I am a woman who is steeped in tradition.

It isn't something that I have always been aware of, but over the past year, while planning my wedding with family and friends, I have been suprised and amused at the little 'traditions' that I have found comfort in, or desired to have at my wedding... I often tease people by saying they are going to be experiencing a very 'southern' style wedding... but really, it's the traditions that belonged to my mother and her mother, and aunts and so on that I have found a desire to include as well.  One such tradition, of course, is the Something Old, Something New, Something Borrowed, Something Blue (and a sixpenny in your shoe).

I have something old, in my engagement ring, I am sure I'll have new and borrowed by the day... I wasn't really certain about the something blue....
Today, was my first bridal shower... it was down in Georgia where I grew up, and held by friends who are like family to me with my dear friend up in Michigan (Zanna).

A great day.

When the invitations went out, I asked that one of them be held back so that I could pen a letter to be included.  My best friend growing up Erika (1st grade- until we were in college) died in a car wreck in 2001-- we were 28.  When Zanna and I were working on the guest list, I decided that I really wanted to at least let Erika's parent's know that I was getting married and invite them. So I wrote a letter and included it with the invitation that Zanna was sending out… and hoped.  I’ve not talked with them too much since Erika died, because it was hard to talk and life tended to interfere.  When you plan a wedding, though, you remember childhood dreams, and there wasn’t a dream in my childhood that I didn’t share with Erika.

So, letter sent, and I just hoped that at least they would be glad to hear from me. I knew it was possible that it just might be too hard to come and celebrate with us.

As it turned out both of her parents came today, and it was wonderful to see them, and talk with them, share memories and a few tears.... It made the day so much more special that I could have possible imagined, because we all knew that this was something we all assumed Erika would experience too...

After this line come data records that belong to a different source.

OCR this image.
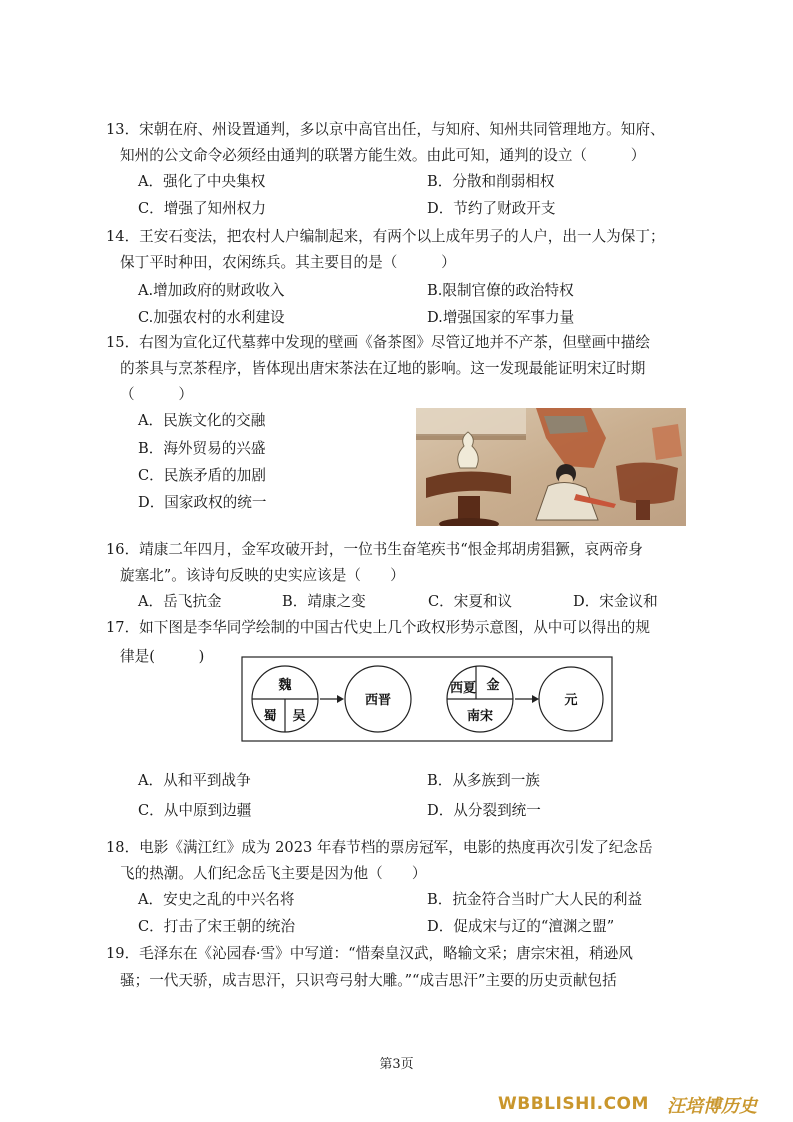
13．宋朝在府、州设置通判，多以京中高官出任，与知府、知州共同管理地方。知府、
知州的公文命令必须经由通判的联署方能生效。由此可知，通判的设立（　　　）
A．强化了中央集权	B．分散和削弱相权
C．增强了知州权力	D．节约了财政开支
14．王安石变法，把农村人户编制起来，有两个以上成年男子的人户，出一人为保丁；
保丁平时种田，农闲练兵。其主要目的是（　　　）
A.增加政府的财政收入	B.限制官僚的政治特权
C.加强农村的水利建设	D.增强国家的军事力量
15．右图为宣化辽代墓葬中发现的壁画《备茶图》尽管辽地并不产茶，但壁画中描绘
的茶具与烹茶程序，皆体现出唐宋茶法在辽地的影响。这一发现最能证明宋辽时期
（　　　）
A．民族文化的交融
B．海外贸易的兴盛
C．民族矛盾的加剧
D．国家政权的统一
16．靖康二年四月，金军攻破开封，一位书生奋笔疾书“恨金邦胡虏猖獗，哀两帝身
旋塞北”。该诗句反映的史实应该是（　　）
A．岳飞抗金	B．靖康之变	C．宋夏和议	D．宋金议和
17．如下图是李华同学绘制的中国古代史上几个政权形势示意图，从中可以得出的规
律是(　　　)
魏
蜀 吴
西晋
西夏 金
南宋
元
A．从和平到战争	B．从多族到一族
C．从中原到边疆	D．从分裂到统一
18．电影《满江红》成为 2023 年春节档的票房冠军，电影的热度再次引发了纪念岳
飞的热潮。人们纪念岳飞主要是因为他（　　）
A．安史之乱的中兴名将	B．抗金符合当时广大人民的利益
C．打击了宋王朝的统治	D．促成宋与辽的“澶渊之盟”
19．毛泽东在《沁园春·雪》中写道：“惜秦皇汉武，略输文采；唐宗宋祖，稍逊风
骚；一代天骄，成吉思汗，只识弯弓射大雕。”“成吉思汗”主要的历史贡献包括
第3页
WBBLISHI.COM 汪培博历史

At the end of the afternoon, when we'd all talked our fill and everyone was getting ready to go, Erika's mom took my hand and pulled a ring off her own and handed it to me.  She said, "we wanted to give you this, so you have something old and something blue for your wedding.  She would have like that you had it, and I know you'll take good care of it."

She gave me a ring that I remember being on of Erika's favorites, one she got I think from her parents when we were 16 or so, maybe a bit older, I'm not sure. It still has a mark on it in the metal from when she got it caught in something once, and other unique things that remind me of her and us.

Erika's parents we such major fixtures in my childhood, and we hope to see more of each other over the years, they'd like to meet James next time we're down.  They were the first ones to arrive today at the Shower and the last ones to leave, and it helped bring a bit of peace to me and I hope to them too.

So now I have something blue... and it's special and wonderful and breaks my heart just as it fills it back up again with a love and understanding that really defy words.... every time I look down at my hand and the sunlight glints off the blue stone in it's silver setting that was once hers.